For two months after they came home from Florida, Mary Jane went to kindergarten and played with her little friends and helped about the house just as she had loved to do before they went away for those wonderful two weeks. The piled up snows of winter melted into little dirty piles that finally slipped off into the ground without anybody noticing when they went. The buds on the lilac bush began to swell and two gay robins appeared in the garden to announce that spring was coming.
One warm noon time Mary Jane stopped on the front steps to make into a chain the first gay dandelions of the season she had picked on the way home from school.
“See, Dadah!” she exclaimed to her father as he came up the walk, “I got seven and I making them into a chain for mother—won’t she be pleased?”
“Indeed she will,” replied Mr. Merrill, but Mary Jane noticed that his voice sounded as though he was thinking of something else. “Do you like it so very well here, Mary Jane?” he asked and he waved his hand out toward the yard.
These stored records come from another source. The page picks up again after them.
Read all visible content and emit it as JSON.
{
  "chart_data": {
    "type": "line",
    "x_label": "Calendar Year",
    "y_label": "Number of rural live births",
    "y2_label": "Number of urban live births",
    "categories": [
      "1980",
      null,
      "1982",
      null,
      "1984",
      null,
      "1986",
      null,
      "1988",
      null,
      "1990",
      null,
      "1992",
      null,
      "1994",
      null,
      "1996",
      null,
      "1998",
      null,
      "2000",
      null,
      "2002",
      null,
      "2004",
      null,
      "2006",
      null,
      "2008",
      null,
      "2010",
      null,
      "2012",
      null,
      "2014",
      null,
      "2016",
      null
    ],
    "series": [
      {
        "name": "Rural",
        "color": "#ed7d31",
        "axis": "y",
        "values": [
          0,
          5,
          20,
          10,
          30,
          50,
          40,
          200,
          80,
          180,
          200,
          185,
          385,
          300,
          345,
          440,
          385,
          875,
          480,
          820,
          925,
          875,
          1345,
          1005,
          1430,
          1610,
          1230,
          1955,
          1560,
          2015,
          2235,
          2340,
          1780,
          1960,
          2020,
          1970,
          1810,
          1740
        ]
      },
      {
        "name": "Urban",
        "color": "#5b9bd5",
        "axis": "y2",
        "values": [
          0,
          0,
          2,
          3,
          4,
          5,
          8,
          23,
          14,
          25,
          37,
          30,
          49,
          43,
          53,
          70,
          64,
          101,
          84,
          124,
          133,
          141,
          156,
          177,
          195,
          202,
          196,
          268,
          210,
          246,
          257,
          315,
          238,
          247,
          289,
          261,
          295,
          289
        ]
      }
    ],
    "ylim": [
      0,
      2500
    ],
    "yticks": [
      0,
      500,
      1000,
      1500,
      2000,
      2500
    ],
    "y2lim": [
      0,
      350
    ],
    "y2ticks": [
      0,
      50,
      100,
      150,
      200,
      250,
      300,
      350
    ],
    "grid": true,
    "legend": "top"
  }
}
“Why yes, Dadah,” replied Mary Jane, puzzled at his manner, “don’t you?”
“Of course,” said Mr. Merrill, “but would you like to live somewhere else, do you think?”
Mary Jane looked out over the pretty front yard, where the grass was so green and the crocuses were peeking up here and there. “Well,” she said, “I like it here and I don’t know what you mean. But I think I’d like it anywhere you and mother and Alice were.”
“That’s my girl!” exclaimed her father as he hugged her close. “Come here, folks,” he added as Alice came up the walk just then and Mrs. Merrill opened the door to greet them; “I’ll tell you the news.” He pulled a yellow telegram from his pocket. “See that? That means new work and a promotion. And it means that we move to Chicago.”
“Leave here?” exclaimed Mrs. Merrill.
“Leave here inside of a month,” he replied. “Leave here and live in the big city.”